Sort du bail commercial en cas de redressement ou liquidation judiciaire
L’article L145-45 du code de commerce énonce une règle importante concernant la relation entre la procédure collective (redressement ou liquidation judiciaire) et le bail commercial:
« Le redressement et la liquidation judiciaires n’entraînent pas, de plein droit, la résiliation du bail des immeubles affectés à l’industrie, au commerce ou à l’artisanat du débiteur, y compris les locaux dépendant de ces immeubles et servant à son habitation ou à celle de sa famille. Toute stipulation contraire est réputée non écrite. »
L’absence de résiliation automatique du bail commercial
Cet article stipule que le redressement ou la liquidation judiciaire d’une entreprise locataire n’entraîne pas automatiquement la résiliation du bail des immeubles affectés à l’industrie, au commerce ou à l’artisanat de cette entreprise.
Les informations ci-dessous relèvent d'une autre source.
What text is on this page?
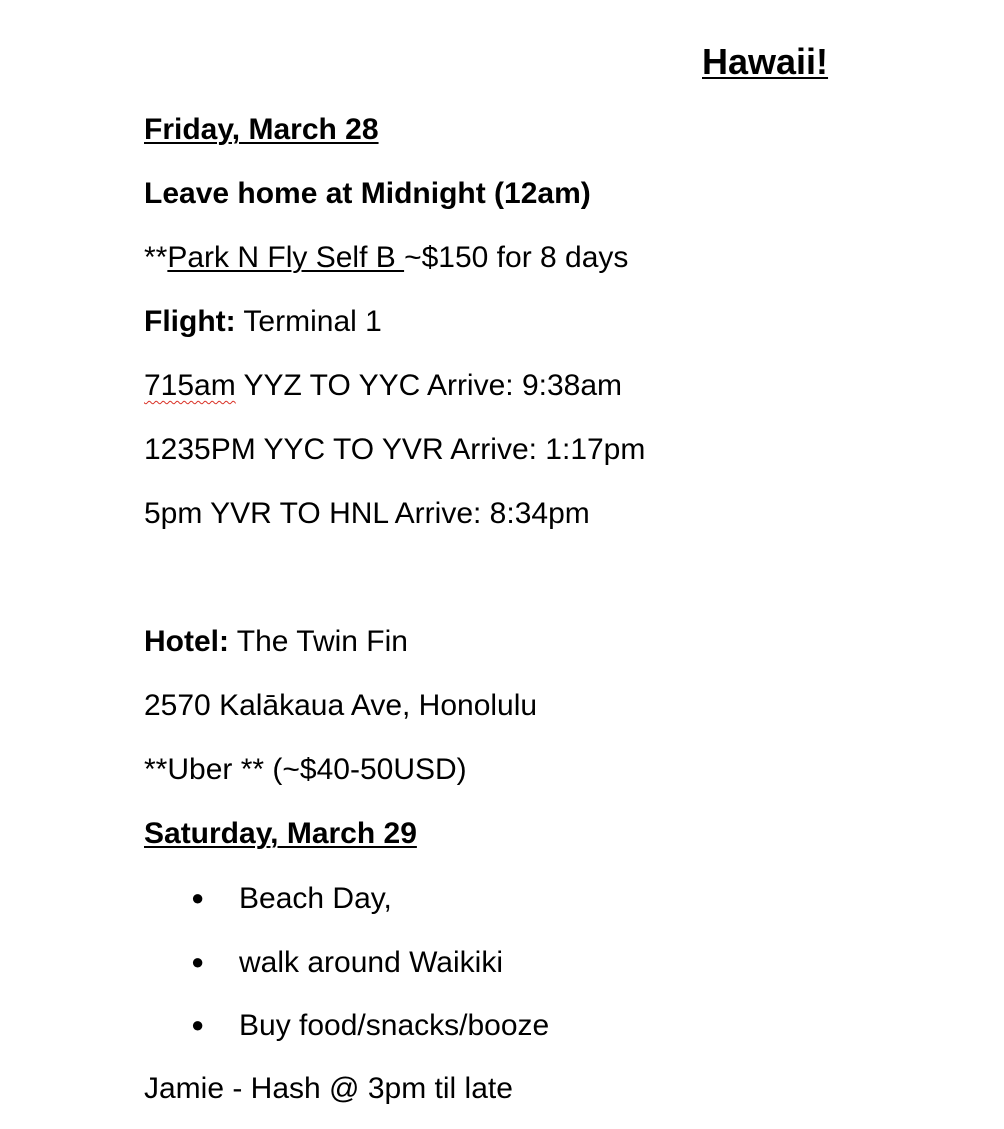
Hawaii!
Friday, March 28
Leave home at Midnight (12am)
**Park N Fly Self B ~$150 for 8 days
Flight: Terminal 1
715am YYZ TO YYC Arrive: 9:38am
1235PM YYC TO YVR Arrive: 1:17pm
5pm YVR TO HNL Arrive: 8:34pm
Hotel: The Twin Fin
2570 Kalākaua Ave, Honolulu
**Uber ** (~$40-50USD)
Saturday, March 29
● Beach Day,
● walk around Waikiki
● Buy food/snacks/booze
Jamie - Hash @ 3pm til late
Cela inclut également les locaux qui dépendent de ces immeubles et qui sont utilisés pour l’habitation du débiteur ou de sa famille.
Inefficacité des clauses contraires du bail commercail
De plus, l’article précise que toute clause du contrat de bail qui prévoirait la résiliation automatique du bail en cas de redressement ou de liquidation judiciaire est réputée non écrite, c’est-à-dire juridiquement inopposable. Cela protège le locataire en difficulté financière en lui permettant de maintenir son bail commercial, ce qui peut être essentiel pour la poursuite ou la cession de l’activité pendant la période de redressement judiciaire.
Cette disposition s’inscrit dans une logique de sauvegarde des entreprises, en leur offrant la possibilité de se restructurer ou de céder leur fonds de commerce sans subir une résiliation automatique du bail, qui pourrait précipiter leur disparition.
Ainsi, cet article consacre la primauté de la continuité de l’exploitation sur les clauses contractuelles qui pourraient être contraires à cette logique.